Motor durdu ve kaskı çıkarınca yüzünü görmüş oldular. Kayra elini yumruk yapmış sıkıyordu.
Çünkü motoru getiren kişi...
Tunç'tu
ikilinin yanına gitti ve evin zilini çaldı. Sonra Kayra ve Berk'e dönüp gülümseyerek
"Sonunda gediniz yoksa Müge Anlı'ya çıkacaktım...Niye bana öldürecek gibi bakıyorsunuz."
Kayra avucu açıp Tunç'a uzattı.
"Haa... O mesele."
Motosikletin anahtarını kayranın avucuna koydu.
"Bu konu konuşulacak ancak şuan Yağız kapıyı açacak"
deyip anahtarı cebine koydu. Kapıyı Yağız açıp bir oh çekti.
"İnsan bir mesaj atar üçünüzde beni yalnız bıraktınız..
o arada kapının yanında hemen belirdi Dila
"Onu sattınız anladık ama ben ya bensiz nasıl tüyersiniz."
Tunç kıkırdayıp
"Sarhoşken ki halini hatırlasan... Hem bedava pembe dizi izlemiş oldun."
Yağız gözünü kısarak
"Ha ha çok komik."
"İçeri geçmeyi düşüyor musunuz yoksa ben evime yani beni bekleyen yatağıma mı gideyim."
"Uykulu Berk çok şirin."
Dila'nın dediği şeyle herkes gülmüştü. berk ise sinirlenmişti.
"Anladık en küçüğünüz benim ancak Dilacığım bunu bana söylerken aramızdaki 15 cm'den fazla yükseklik farkını hatırlatmam mı gerek."

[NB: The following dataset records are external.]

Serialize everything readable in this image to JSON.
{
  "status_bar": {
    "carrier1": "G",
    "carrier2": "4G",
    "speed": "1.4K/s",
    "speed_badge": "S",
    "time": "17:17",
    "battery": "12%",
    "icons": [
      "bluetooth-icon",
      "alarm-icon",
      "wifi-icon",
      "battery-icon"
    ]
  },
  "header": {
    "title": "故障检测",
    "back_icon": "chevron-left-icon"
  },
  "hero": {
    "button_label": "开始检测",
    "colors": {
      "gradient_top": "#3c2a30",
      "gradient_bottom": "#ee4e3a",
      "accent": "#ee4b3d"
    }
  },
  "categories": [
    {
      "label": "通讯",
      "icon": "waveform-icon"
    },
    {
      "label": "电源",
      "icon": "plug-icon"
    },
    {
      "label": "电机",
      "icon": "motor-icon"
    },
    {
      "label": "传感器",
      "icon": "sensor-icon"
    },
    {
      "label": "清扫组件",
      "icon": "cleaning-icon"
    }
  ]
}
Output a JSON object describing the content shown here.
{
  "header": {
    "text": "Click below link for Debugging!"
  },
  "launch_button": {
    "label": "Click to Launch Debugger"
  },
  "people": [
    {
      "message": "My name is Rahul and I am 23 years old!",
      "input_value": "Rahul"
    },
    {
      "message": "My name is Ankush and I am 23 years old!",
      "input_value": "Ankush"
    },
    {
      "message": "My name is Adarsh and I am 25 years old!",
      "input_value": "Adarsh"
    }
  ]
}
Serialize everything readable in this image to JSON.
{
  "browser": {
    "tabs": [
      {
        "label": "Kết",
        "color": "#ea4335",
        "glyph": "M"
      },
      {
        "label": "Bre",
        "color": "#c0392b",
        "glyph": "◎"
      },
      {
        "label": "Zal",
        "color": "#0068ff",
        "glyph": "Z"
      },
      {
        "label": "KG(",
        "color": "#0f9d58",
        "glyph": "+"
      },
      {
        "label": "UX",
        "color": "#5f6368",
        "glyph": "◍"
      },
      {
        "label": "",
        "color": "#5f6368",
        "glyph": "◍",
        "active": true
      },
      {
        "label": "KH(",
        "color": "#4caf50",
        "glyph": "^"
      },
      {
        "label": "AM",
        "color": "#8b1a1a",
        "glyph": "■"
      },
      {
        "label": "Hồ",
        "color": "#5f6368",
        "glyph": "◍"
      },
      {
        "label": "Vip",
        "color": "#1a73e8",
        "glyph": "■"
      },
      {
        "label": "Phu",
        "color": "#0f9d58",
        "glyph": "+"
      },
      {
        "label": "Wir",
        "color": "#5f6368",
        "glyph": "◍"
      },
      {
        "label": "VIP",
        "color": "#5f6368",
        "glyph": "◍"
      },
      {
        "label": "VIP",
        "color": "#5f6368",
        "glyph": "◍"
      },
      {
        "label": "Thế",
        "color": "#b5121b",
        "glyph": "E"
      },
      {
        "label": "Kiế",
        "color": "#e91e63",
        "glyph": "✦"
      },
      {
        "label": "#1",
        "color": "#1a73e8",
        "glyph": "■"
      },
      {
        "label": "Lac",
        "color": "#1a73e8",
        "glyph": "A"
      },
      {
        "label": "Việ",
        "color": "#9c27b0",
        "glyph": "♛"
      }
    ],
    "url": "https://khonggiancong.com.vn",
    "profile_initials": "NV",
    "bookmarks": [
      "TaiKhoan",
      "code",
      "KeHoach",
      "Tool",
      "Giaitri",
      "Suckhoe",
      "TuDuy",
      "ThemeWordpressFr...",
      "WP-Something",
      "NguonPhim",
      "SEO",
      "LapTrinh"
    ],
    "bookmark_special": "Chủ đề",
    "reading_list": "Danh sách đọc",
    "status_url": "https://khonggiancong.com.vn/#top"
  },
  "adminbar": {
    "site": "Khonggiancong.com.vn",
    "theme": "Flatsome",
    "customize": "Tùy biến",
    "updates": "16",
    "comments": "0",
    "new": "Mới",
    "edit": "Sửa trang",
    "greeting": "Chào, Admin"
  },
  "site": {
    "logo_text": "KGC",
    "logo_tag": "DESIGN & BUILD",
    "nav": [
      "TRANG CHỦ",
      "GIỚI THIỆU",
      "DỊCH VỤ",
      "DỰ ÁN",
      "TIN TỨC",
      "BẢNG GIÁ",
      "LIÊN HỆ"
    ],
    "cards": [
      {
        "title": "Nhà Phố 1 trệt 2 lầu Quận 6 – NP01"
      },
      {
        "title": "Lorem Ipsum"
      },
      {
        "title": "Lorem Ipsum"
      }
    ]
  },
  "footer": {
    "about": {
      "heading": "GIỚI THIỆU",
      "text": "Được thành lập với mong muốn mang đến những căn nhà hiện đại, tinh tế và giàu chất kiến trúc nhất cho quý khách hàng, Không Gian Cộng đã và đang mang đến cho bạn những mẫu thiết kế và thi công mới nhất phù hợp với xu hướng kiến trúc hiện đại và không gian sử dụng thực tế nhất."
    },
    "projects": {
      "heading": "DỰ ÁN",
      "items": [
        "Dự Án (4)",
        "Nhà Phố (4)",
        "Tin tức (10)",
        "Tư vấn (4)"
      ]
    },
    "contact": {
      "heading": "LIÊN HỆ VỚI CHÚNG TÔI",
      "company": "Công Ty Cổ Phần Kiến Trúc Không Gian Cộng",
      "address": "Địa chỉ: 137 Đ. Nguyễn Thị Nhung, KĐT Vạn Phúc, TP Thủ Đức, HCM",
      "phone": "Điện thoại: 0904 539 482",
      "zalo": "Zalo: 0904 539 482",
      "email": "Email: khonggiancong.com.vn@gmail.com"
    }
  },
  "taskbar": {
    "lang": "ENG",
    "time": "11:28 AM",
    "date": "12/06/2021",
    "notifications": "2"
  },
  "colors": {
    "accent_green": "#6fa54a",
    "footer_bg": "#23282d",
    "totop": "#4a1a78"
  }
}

"Bu daha eğlenceli Suna vs Kayra savaşlarından sonuç olan kazanan hiç değişmiyor."
"Harbi suna nerde?"
"İçeride uyuyor."
Sonunda içeri geçmişlerdi oturmuş konuşuyorlardı.
"Kayra nereye gitmiştin."
Berk bu soruya cevap vermek için hazırlanan Kayra'ya döndü. Berk Kayra ağızını açamadan
"Eski bir suçluyu gördüğünü düşünmüş kontrol etmek istedi ceza evinden mi kaçtı yoksa cezası mı bitti diye beni arada bende gittim Çünkü benim baktığım bir davaydı."
Dila
"Hmm...Peki ne oldu sonuç olarak."
"Oydu ancak yakın zamanda cezası bitti ve serbest kaldı."
Yağız aklındaki soru işaretini gidermek için soru sordu.
"Motosikleti neden aldın ve Tunç neredeydin?"
"Tunçtan ben istedim."
"Neden Kayra?"
"Çünkü akın zamanda Emniyetin otoparkında yakın zamanda bir iki arabanın tekerini delmişlerdi benimde içime sinmedi ve Tunçtan almasını istedim."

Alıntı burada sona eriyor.